Opsonización C3b, C4b, C3dg, iC3b, receptores CR3, CR4, CR1
Quimiotaxis y activación de leucocitos
Anafilotoxinas (C5a, C3a y C4a); receptores de anafilotoxinas en leucocitos
Lisis bacteriana y celular Complejo de ataque de membrana (C5b-C9)
Integración entre la inmunidad innata y adaptativa
Memoria inmunológica C3d, receptores CR2 células B y célula folicular dendrítica.
Incremento en la respuesta por anticuerpos
Unión de C3b y C4b a los complejos inmunes y a los antígenos foliculares
Eliminación de desechos
Limpieza de inmunocomplejos C1q, fragmentos de C3 y C4 ligados covalentemente. Remoción de células apoptósicas
Traducido y modificado de: MACKAY I., ROSEN, F., WALPORT, M., et al. (2001) Advances in Immunology: Complement. The New England
Journal of Medicine, Vol 344, 14, 1.
Hay tres vías principales de activación del complemento: la vía clásica, que se activa por principalmente por ciertos
tipos de anticuerpos unidos a su antígeno respectivo; la vía alternativa, que se activa espontáneamente en la fase fluida
o se activa sobre las superficies de las células microbianas sin necesitar a los anticuerpos como mediadores; y la vía de
la lectina, que se activa por MBL y ficolinas plasmáticas que se unen a manosa y monosacáridos modificados (N-acetil
glucosamina) sobre las superficies de los microorganismos, respectivamente (Abbas & Lichtman: 2008, pp.330). Una
vez iniciada la activación las tres vías convergen en una vía común. El sistema del complemento además cuenta con
mecanismos regulatorios para lograr que, por una parte, la activación se dé adecuadamente en la superficie de
patógenos y, por otra, que el depósito de proteínas del complemento y el consiguiente daño, sea mínimo en células del
huésped. Si este delicado balance se altera, el sistema de complemento puede causar daño tisular como se ha
demostrado en varias entidades clínicas.
VÍA CLÁSICA.
Intervienen en esta vía las proteínas C1 compuesta de C1q, (C1s)2, (C1r)2, y los componentes C2, C4 y C3. La
activación del complejo C1 se da al unir 1 o más de las 6 cabezas globulares de la molécula de C1q, a cualquiera de los
siguientes ligandos: a) componentes de pared de células apoptóticas, ciertos virus, bacterias gram negativas y
positivas, b) proteína C reactiva unida a ligando y c) complejos inmunes (antígeno-anticuerpo). Ésta última unión es el
estímulo más común y de mayor importancia ya que constituye un nexo entre la inmunidad innata y la adaptativa.

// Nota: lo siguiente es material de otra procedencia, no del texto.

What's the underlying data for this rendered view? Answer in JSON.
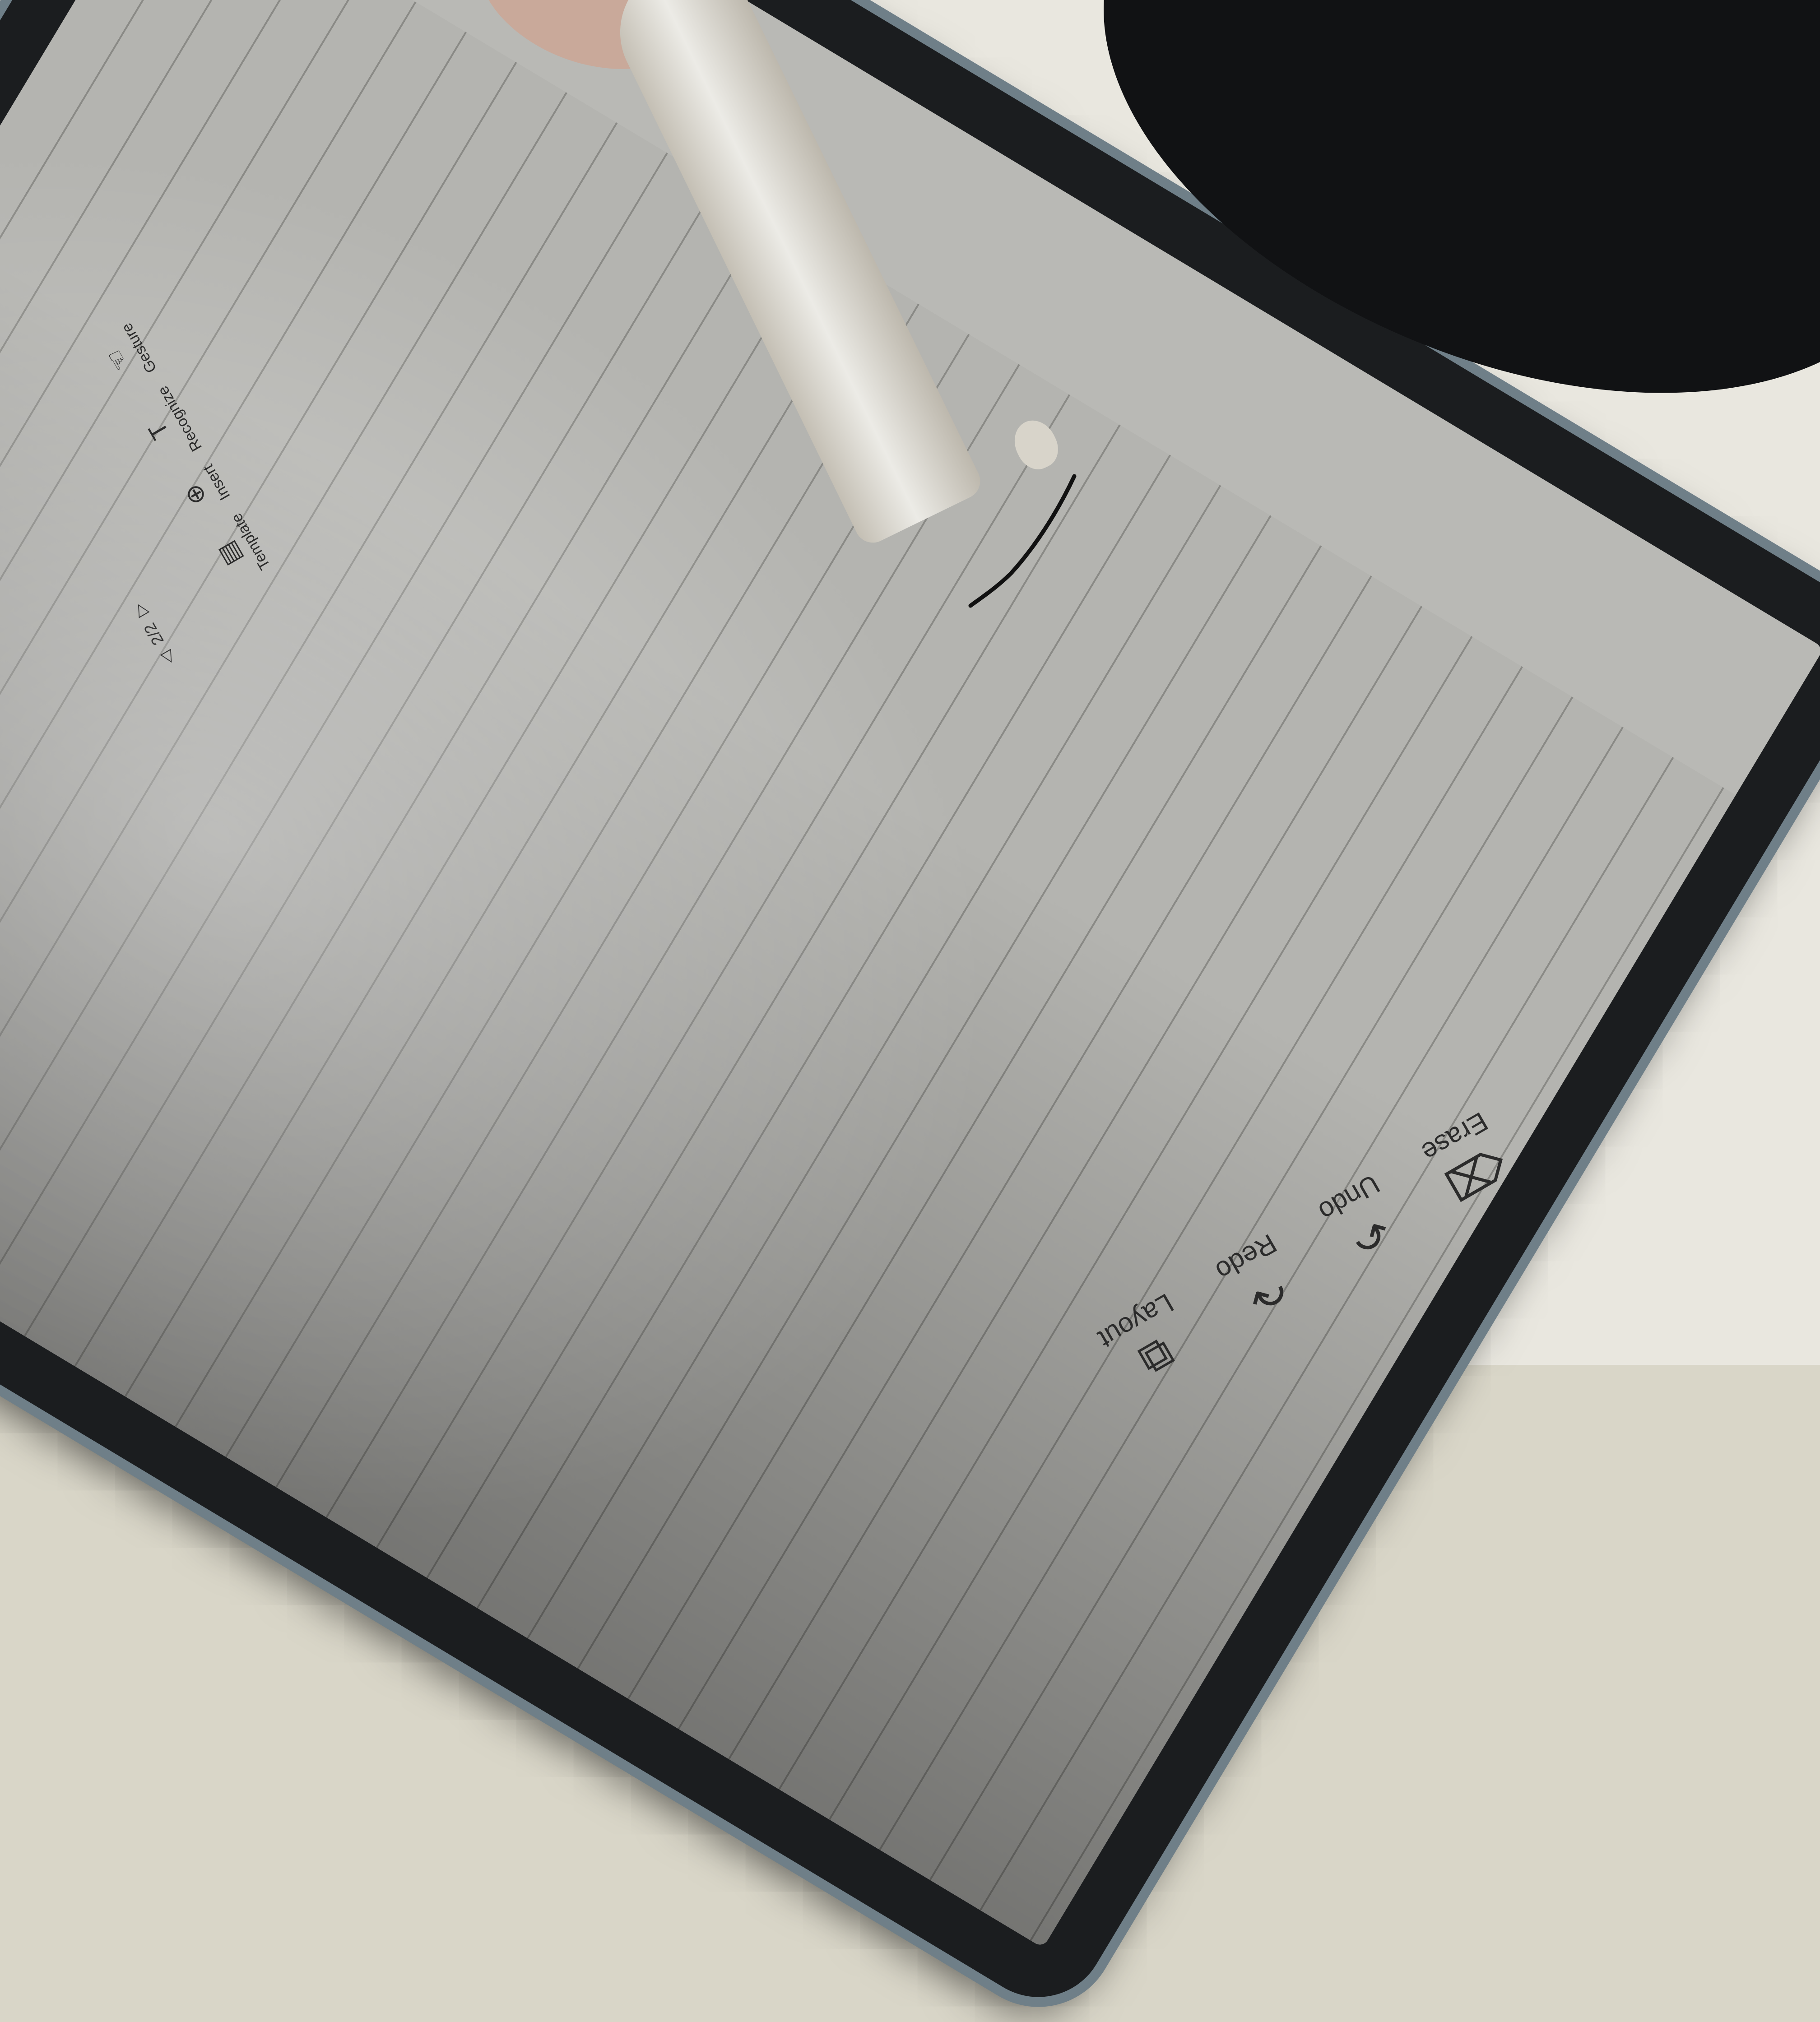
{
  "toolbar": {
    "items": [
      {
        "label": "Template",
        "icon": "template-icon"
      },
      {
        "label": "Insert",
        "icon": "insert-icon"
      },
      {
        "label": "Recognize",
        "icon": "recognize-icon"
      },
      {
        "label": "Gesture",
        "icon": "gesture-icon"
      }
    ],
    "page_counter": "2/2"
  },
  "bottom_toolbar": {
    "items": [
      {
        "label": "Erase",
        "icon": "eraser-icon"
      },
      {
        "label": "Undo",
        "icon": "undo-icon"
      },
      {
        "label": "Redo",
        "icon": "redo-icon"
      },
      {
        "label": "Layout",
        "icon": "layout-icon"
      }
    ]
  },
  "colors": {
    "screen": "#b9b9b5",
    "ruled_line": "#8a8a86",
    "ink": "#111111",
    "bezel": "#1b1d1f",
    "fabric_light": "#e9e7df",
    "fabric_olive": "#b8b294"
  }
}
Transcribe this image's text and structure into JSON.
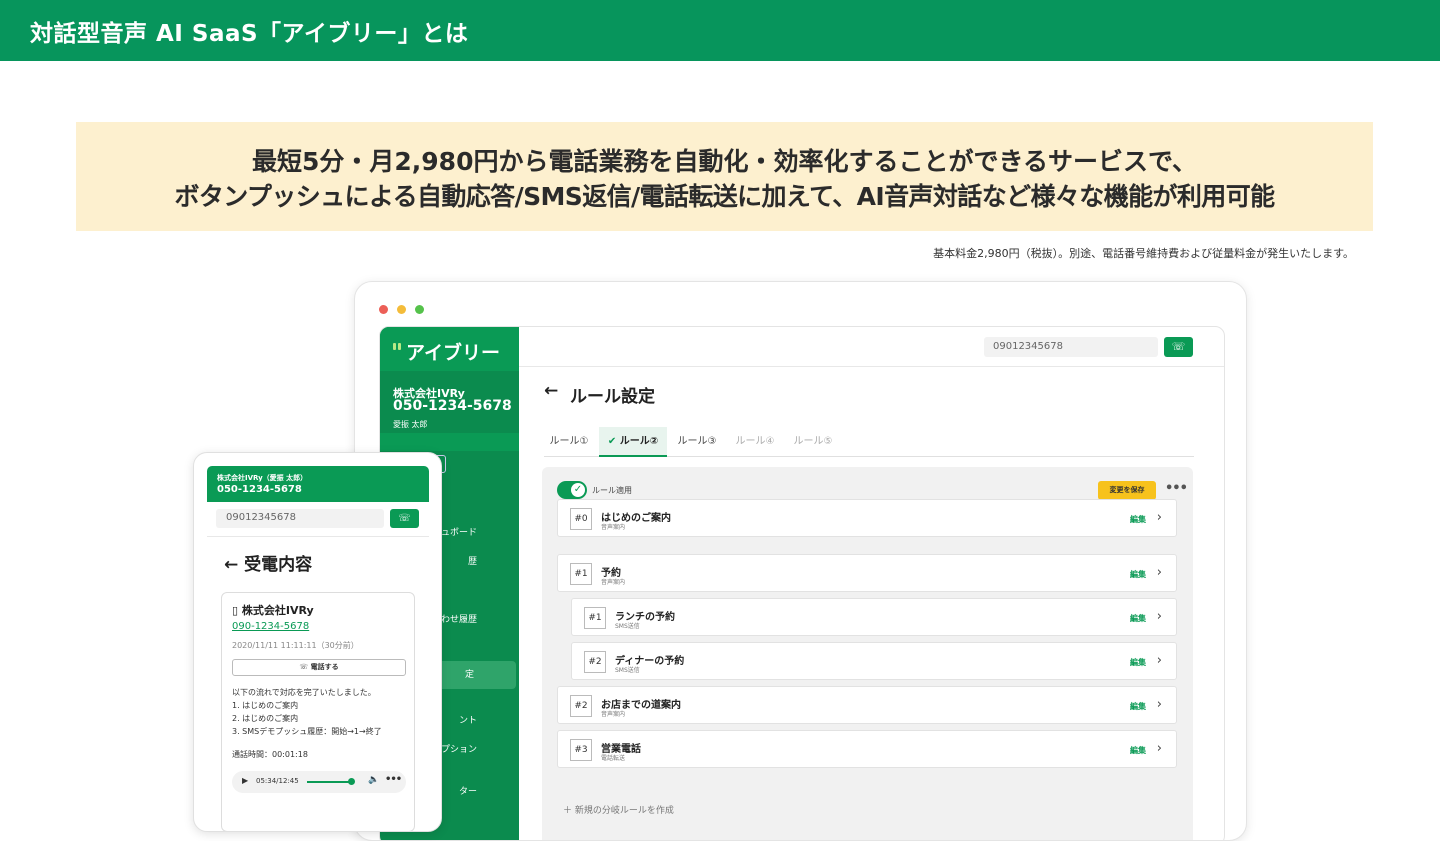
{
  "header": {
    "title": "対話型音声 AI SaaS「アイブリー」とは"
  },
  "banner": {
    "line1": "最短5分・月2,980円から電話業務を自動化・効率化することができるサービスで、",
    "line2": "ボタンプッシュによる自動応答/SMS返信/電話転送に加えて、AI音声対話など様々な機能が利用可能"
  },
  "note": "基本料金2,980円（税抜）。別途、電話番号維持費および従量料金が発生いたします。",
  "colors": {
    "brand": "#07955c",
    "accent_yellow": "#f7c21c",
    "banner_bg": "#fdf0cf"
  },
  "desktop": {
    "logo": "アイブリー",
    "company": "株式会社IVRy",
    "company_phone": "050-1234-5678",
    "user": "愛振 太郎",
    "sidebar_items": [
      "ュボード",
      "歴",
      "",
      "わせ履歴",
      "定",
      "ント",
      "・オプション",
      "ター"
    ],
    "dial_input": "09012345678",
    "call_icon": "phone-icon",
    "page_title": "ルール設定",
    "tabs": [
      "ルール①",
      "ルール②",
      "ルール③",
      "ルール④",
      "ルール⑤"
    ],
    "toggle_label": "ルール適用",
    "save_label": "変更を保存",
    "more_label": "•••",
    "edit_label": "編集",
    "rules": [
      {
        "num": "#0",
        "name": "はじめのご案内",
        "sub": "音声案内"
      },
      {
        "num": "#1",
        "name": "予約",
        "sub": "音声案内"
      },
      {
        "num": "#1",
        "name": "ランチの予約",
        "sub": "SMS送信"
      },
      {
        "num": "#2",
        "name": "ディナーの予約",
        "sub": "SMS送信"
      },
      {
        "num": "#2",
        "name": "お店までの道案内",
        "sub": "音声案内"
      },
      {
        "num": "#3",
        "name": "営業電話",
        "sub": "電話転送"
      }
    ],
    "new_rule": "新規の分岐ルールを作成"
  },
  "phone": {
    "company": "株式会社IVRy（愛振 太郎）",
    "company_phone": "050-1234-5678",
    "dial_input": "09012345678",
    "title": "受電内容",
    "card": {
      "company": "株式会社IVRy",
      "tel": "090-1234-5678",
      "time": "2020/11/11 11:11:11（30分前）",
      "call_btn": "電話する",
      "lines": [
        "以下の流れで対応を完了いたしました。",
        "1. はじめのご案内",
        "2. はじめのご案内",
        "3. SMSデモプッシュ履歴：開始→1→終了"
      ],
      "duration": "通話時間：00:01:18",
      "player_time": "05:34/12:45"
    }
  }
}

Una vez que C1q se ha unido al ligando se activa C1r y luego este activa a C1s que es la fracción enzimática activa del
complejo C1 (C1s) que fragmenta primero a C4 en C4a y C4b y, luego, a C2 en C2a y C2b. Los fragmentos C4b y
C2a se quedan unidos y forman la convertasa de C3, cuya parte activa es C2a, enzima que va a fragmentar muchas
moléculas de C3 en C3b y C3a, en el paso de amplificación de la vía clásica.
VÍA ALTERNATIVA
En esta vía la hidrólisis espontánea de C3 es el iniciador. Esta proteína es abundante en el plasma y resulta
continuamente modificada – en un proceso llamado “tickover” - para generar C3(H2O), ésta une al factor B para que el
factor D lo fragmente en Ba y Bb, este último se queda unido a C3(H2O), y forma la convertasa de C3 (C3(H2O)Bb)
de fase fluida (no unida a superficie celular).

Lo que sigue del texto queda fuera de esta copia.